Une convergence tarifaire... provocatrice

Dans les huit propositions qui concluent la lettre, arrêtons-nous sur les trois premières. Les organisations demandent d'abord, comme la Fédération hospitalière de France (FHF), de stopper la réforme de la convergence tarifaire qui devrait se traduire par des suppressions de postes (2 000 à 3 000 selon la FHF). Les signataires refusent le terme d'établissements plus riches - ce qui ne correspondrait pas à la réalité - et nie l'argument selon lequel la réforme permettrait aux Ehpad les plus pauvres d'avoir de nouvelles ressources. Alors que tout le monde, y compris les députés de la mission flash, parle d'un taux d'encadrement insuffisant dans les Ehpad, cette réduction de la voilure pour certains établissements est jugée provocatrice.

Des contrats aidés vitaux

Seconde proposition : le maintien de tous les postes de contrats aidés dans un contexte de pénurie de postes. Les établissements qui ont dû se serrer la ceinture ces dernières années seraient dans l'incapacité de "tourner" s'ils devaient se passer de ces emplois aidés.

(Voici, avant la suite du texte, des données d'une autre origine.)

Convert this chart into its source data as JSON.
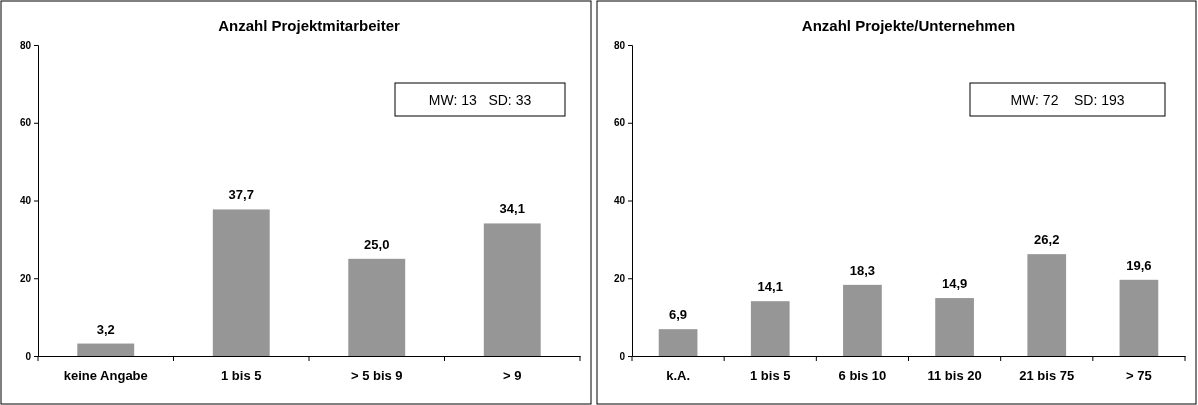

S'inspirer du plan Solidarité grand âge

Enfin, les signataires reviennent sur ce que prévoyait le plan "Solidarité grand âge" du temps de Philippe Bas pour la période 2007-2012. Il s'agissait alors de passer d'un ratio de 0,57 soignant pour un résident à 0,65 et de porter ce chiffre à 1 pour les "personnes âgées les plus malades et les plus dépendantes". Selon les syndicats, le taux a eu, depuis cette époque, tendance à se réduire alors même que le niveau de dépendance s'est accru. Tout le monde n'est pas d'accord sur le taux exact à atteindre : pour l'AD-PA, l'objectif serait de le porter à 0,8 soignant pour un résident (comme en Allemagne) alors que FO et la CGT, par exemple, plaident pour un rapport de 1 à 1, en considérant que la grande majorité des personnes âgées entre dans la catégorie des malades et des personnes dépendantes.

Grève dans les Ehpad ?

Les organisations promettent de continuer l'action de façon unitaire pour faire pression sur les décideurs. Et si rien ne bouge dans les prochains mois, certains syndicats envisagent de mettre sur la table un appel à la grève dans les Ehpad. Histoire que la prise en charge par la collectivité du vieillissement devienne un vrai sujet dans l'agenda politique.